Step 4: Tell Vercel not to intercept /api requests
Vercel SPAs have a default catch-all rewrite rule that sends every URL to index.html so React Router can handle navigation. But this would accidentally swallow your /api/tmdb/... requests before they ever reach your serverless function.
Fix it in vercel.json:
{
"rewrites": [
{ "source": "/((?!api/).*)", "destination": "/index.html" }
]
}
The pattern (?!api/) means: "send everything to index.html — except paths starting with api/." Those get routed to the serverless function instead.
Step 5: Fix local development
Here's a catch that trips people up: Vite's dev server (npm run dev) doesn't run Vercel serverless functions. So if you run ChwiiX locally after this change, requests to /api/tmdb would hit nothing and movies wouldn't load.
The solution is Vite's built-in proxy feature. It runs in Node.js (server-side, just like the serverless function) and handles the key injection the same way. Add this to your vite.config.ts:
export default defineConfig({
plugins: [react()],
server: {
proxy: {
'/api/tmdb': {
target: 'https://api.themoviedb.org/3',
changeOrigin: true,
rewrite: (path) => path.replace(/^\/api\/tmdb/, ''),
configure: (proxy) => {
proxy.on('proxyReq', (proxyReq, req) => {
// This runs in Node.js — the key injection never reaches the browser
const url = new URL(req.url!, 'http://localhost');
url.searchParams.set('api_key', process.env.TMDB_API_KEY!);
proxyReq.path = `${url.pathname}${url.search}`;
});
},
},
},
},
});
Then create a .env.local file in the project root (Vite already adds this to .gitignore by default):
TMDB_API_KEY=your_actual_tmdb_key_here
Notice: no VITE_ prefix. Without that prefix, Vite will never bundle this value into the browser — it stays in Node.js only.

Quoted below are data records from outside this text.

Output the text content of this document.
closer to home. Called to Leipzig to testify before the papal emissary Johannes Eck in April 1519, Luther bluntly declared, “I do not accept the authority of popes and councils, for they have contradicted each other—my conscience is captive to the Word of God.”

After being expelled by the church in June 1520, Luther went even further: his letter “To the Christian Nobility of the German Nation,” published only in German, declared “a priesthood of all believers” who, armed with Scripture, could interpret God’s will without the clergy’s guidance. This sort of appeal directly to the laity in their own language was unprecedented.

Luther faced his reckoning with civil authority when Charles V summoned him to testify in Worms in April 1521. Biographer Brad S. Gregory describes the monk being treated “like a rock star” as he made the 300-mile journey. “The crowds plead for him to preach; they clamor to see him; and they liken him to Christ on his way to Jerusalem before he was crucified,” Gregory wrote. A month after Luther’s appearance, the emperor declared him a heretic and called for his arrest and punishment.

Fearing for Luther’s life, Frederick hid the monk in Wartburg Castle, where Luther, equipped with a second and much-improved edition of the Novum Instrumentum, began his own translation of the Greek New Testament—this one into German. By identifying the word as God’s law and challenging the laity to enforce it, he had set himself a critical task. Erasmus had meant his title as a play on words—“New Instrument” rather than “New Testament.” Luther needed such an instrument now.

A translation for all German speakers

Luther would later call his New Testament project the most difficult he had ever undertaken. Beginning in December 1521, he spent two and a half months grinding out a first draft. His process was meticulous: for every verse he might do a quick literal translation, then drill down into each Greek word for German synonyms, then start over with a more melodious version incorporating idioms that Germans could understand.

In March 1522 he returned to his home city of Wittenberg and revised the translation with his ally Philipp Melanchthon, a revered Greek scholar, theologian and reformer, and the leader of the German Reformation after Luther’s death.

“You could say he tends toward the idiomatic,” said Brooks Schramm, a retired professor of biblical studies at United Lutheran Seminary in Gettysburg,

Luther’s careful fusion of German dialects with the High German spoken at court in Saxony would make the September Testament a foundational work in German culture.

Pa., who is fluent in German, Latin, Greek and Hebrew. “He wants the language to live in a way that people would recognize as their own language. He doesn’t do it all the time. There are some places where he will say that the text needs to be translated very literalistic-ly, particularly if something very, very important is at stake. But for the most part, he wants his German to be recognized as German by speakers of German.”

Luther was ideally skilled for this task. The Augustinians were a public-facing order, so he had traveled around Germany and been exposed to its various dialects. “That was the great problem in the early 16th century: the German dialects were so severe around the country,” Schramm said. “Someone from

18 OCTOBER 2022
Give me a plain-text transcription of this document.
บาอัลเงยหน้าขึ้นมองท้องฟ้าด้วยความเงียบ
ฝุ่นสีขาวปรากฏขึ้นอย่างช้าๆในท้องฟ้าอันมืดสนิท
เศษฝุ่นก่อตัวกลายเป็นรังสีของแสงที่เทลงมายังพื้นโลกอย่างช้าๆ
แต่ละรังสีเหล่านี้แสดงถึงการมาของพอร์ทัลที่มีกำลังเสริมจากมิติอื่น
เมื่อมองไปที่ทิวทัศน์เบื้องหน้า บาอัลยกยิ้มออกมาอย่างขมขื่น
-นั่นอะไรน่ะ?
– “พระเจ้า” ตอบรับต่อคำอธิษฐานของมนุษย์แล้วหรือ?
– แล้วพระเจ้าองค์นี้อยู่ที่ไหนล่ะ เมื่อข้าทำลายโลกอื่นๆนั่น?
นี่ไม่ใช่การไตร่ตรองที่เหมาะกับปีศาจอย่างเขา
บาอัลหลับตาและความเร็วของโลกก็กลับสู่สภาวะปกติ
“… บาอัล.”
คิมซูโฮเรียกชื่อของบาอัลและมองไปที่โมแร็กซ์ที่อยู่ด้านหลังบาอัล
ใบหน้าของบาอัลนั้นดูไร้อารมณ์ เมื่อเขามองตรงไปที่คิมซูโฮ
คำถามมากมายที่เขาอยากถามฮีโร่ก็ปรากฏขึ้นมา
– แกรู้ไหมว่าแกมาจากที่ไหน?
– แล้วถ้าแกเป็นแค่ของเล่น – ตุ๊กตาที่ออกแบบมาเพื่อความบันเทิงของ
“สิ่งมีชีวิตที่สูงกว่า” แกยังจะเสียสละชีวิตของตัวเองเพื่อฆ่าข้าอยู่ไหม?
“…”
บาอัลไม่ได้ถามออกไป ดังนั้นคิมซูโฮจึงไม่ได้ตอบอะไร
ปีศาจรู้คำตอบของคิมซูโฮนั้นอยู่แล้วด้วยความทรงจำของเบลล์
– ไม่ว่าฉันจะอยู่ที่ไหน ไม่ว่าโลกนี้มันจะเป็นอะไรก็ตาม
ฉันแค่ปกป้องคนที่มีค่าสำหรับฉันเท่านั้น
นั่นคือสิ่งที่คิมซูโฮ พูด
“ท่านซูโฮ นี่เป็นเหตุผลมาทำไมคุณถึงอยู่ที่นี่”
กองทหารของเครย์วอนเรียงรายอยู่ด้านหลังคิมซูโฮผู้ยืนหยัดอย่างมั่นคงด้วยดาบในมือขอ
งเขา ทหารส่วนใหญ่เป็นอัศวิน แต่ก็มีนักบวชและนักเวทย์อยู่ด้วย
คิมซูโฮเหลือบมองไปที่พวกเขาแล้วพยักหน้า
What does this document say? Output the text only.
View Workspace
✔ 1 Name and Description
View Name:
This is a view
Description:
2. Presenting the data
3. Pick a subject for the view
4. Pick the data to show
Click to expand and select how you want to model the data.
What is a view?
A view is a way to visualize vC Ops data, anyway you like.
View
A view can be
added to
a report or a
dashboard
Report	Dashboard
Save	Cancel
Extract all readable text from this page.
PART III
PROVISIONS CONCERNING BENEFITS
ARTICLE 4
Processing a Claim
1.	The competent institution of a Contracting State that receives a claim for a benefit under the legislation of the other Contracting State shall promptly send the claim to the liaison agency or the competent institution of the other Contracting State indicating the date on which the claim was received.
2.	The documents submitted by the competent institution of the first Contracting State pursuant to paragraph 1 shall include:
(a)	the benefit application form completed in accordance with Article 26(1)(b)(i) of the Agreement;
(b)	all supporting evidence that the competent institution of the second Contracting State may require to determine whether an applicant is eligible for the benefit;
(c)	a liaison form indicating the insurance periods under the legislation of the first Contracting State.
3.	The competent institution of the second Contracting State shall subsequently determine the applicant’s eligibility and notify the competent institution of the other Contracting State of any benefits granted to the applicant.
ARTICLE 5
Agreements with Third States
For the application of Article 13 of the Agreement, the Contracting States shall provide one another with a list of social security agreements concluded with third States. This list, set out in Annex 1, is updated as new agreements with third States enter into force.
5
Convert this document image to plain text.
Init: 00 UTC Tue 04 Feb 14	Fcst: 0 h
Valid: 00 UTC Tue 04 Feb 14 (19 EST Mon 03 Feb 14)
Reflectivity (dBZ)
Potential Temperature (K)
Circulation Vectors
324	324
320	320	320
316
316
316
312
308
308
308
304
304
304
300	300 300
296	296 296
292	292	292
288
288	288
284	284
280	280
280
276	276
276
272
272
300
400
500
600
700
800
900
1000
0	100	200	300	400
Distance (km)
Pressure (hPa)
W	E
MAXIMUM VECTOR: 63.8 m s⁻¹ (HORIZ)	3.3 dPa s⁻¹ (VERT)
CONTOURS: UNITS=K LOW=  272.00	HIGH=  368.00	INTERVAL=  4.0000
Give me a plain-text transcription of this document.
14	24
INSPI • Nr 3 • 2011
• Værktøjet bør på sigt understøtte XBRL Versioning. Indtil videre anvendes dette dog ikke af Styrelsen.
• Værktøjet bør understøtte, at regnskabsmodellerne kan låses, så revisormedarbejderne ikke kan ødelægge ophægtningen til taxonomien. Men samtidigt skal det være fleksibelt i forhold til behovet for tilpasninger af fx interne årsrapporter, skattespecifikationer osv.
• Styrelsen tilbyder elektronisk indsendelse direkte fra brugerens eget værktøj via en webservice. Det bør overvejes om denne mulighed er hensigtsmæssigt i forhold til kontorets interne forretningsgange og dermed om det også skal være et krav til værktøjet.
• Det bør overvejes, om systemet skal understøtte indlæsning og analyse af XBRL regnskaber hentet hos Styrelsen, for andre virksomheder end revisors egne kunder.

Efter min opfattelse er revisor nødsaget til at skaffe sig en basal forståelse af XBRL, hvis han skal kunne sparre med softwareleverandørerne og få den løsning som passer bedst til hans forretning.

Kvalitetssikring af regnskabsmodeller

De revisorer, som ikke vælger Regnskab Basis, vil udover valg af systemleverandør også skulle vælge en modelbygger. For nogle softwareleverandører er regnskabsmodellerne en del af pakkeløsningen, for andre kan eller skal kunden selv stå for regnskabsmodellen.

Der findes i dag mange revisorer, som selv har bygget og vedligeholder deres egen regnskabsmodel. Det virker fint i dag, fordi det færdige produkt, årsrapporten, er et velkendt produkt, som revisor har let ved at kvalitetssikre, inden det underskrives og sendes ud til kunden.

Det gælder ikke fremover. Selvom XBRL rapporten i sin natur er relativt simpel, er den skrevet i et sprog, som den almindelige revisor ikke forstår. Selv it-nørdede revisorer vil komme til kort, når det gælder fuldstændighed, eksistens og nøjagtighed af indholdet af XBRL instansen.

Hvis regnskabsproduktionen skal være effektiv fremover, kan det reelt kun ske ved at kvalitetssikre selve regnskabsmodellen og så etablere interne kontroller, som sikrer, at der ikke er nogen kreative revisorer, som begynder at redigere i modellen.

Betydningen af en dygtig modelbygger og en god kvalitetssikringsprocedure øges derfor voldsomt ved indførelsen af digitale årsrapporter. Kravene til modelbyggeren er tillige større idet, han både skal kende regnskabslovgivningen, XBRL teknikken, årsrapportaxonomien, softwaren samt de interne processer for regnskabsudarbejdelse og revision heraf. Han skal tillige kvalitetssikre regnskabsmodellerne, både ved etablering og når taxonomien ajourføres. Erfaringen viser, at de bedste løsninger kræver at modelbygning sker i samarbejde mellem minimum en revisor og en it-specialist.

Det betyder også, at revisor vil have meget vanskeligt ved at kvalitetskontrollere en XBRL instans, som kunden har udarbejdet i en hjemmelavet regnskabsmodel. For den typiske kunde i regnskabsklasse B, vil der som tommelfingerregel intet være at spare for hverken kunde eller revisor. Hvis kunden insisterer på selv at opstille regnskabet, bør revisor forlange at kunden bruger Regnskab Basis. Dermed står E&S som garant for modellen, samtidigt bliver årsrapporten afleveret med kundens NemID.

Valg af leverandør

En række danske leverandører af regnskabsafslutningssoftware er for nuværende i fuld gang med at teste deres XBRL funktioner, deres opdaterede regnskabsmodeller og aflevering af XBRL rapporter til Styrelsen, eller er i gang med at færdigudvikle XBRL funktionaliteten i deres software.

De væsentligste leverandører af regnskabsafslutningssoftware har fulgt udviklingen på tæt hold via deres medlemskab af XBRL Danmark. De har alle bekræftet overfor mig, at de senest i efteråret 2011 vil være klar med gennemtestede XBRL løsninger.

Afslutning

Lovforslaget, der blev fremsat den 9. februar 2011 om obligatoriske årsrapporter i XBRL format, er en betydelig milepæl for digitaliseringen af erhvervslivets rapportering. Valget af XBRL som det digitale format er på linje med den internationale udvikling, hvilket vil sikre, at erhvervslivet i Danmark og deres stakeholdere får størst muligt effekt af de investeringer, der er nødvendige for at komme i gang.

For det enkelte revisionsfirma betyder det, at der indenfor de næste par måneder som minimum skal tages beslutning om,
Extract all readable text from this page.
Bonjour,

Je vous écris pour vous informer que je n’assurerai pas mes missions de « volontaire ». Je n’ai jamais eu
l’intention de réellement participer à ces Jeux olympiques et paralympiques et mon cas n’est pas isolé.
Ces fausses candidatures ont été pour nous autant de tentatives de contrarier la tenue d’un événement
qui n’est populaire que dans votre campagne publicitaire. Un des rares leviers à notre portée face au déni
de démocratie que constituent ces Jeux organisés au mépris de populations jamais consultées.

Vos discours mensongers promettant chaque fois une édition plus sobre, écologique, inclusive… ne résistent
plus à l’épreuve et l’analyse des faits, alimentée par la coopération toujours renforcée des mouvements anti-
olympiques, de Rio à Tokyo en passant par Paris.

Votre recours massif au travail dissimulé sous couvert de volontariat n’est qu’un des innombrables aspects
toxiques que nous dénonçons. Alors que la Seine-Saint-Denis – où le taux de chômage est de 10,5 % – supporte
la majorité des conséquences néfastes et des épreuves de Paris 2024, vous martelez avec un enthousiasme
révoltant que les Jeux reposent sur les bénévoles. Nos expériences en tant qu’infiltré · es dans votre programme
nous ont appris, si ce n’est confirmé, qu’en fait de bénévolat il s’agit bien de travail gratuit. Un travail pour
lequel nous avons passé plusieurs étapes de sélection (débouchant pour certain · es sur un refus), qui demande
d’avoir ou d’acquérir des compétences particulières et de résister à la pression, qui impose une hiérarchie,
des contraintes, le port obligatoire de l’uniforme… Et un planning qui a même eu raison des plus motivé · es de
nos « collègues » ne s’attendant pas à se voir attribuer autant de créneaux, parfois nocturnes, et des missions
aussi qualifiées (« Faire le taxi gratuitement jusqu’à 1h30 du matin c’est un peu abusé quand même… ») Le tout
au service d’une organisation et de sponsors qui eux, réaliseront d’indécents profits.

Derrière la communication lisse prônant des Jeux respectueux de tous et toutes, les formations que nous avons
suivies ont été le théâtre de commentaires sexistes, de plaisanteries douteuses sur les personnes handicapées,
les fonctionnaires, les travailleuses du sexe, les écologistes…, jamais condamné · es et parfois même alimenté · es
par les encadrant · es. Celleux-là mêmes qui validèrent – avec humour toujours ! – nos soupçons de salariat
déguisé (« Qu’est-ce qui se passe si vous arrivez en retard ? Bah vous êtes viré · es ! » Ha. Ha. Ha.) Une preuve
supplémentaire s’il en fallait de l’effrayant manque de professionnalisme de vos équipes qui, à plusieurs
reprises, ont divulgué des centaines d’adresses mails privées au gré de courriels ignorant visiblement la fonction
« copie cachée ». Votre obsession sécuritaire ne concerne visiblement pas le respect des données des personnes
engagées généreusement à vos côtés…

Here's how the security model looks across both environments:
| Environment | Who handles /api/tmdb? |
Where is the key? |
|---|---|---|
npm run dev |
Vite proxy (Node.js) |
.env.local — never reaches the browser |
| Vercel production | Serverless function | Vercel env vars — never reaches the browser |
Open the Network tab after these changes. Every movie request goes to /api/tmdb/movie/popular — your own domain, no key visible anywhere.
Clean Up Your Vercel Environment Variables
Go to your Vercel project → Settings → Environment Variables:
-
Add
TMDB_API_KEY= your actual key (noVITE_prefix — keep it server-side) -
Remove
VITE_BASE_API_KEYandVITE_BASE_BASE_URL— they are no longer needed and shouldn't exist Redeploy. Done.
The Mental Model to Take Away
Every time you write import.meta.env.VITE_*, ask yourself: "Am I okay with every visitor to my site seeing this exact value?" If the answer is no — if it's an API key, a private endpoint, a payment credential — it does not belong in client-side code. Full stop.
The rule is simple:
Secrets belong on servers. Browsers are public.
A serverless proxy adds about 30 minutes of work. It's the correct architecture, and it scales well — when you eventually want to add caching, rate limiting, or authentication to your API layer, your proxy function is exactly where that logic belongs anyway.
One last thing: if you've already deployed an app with an exposed key, rotate it immediately. Go to your API provider's dashboard, invalidate the old key, and generate a new one. Assume it was seen from the moment you first deployed.
ChwiiX taught me more about security architecture in one afternoon than months of reading docs. Sometimes the best lessons come from your own mistakes.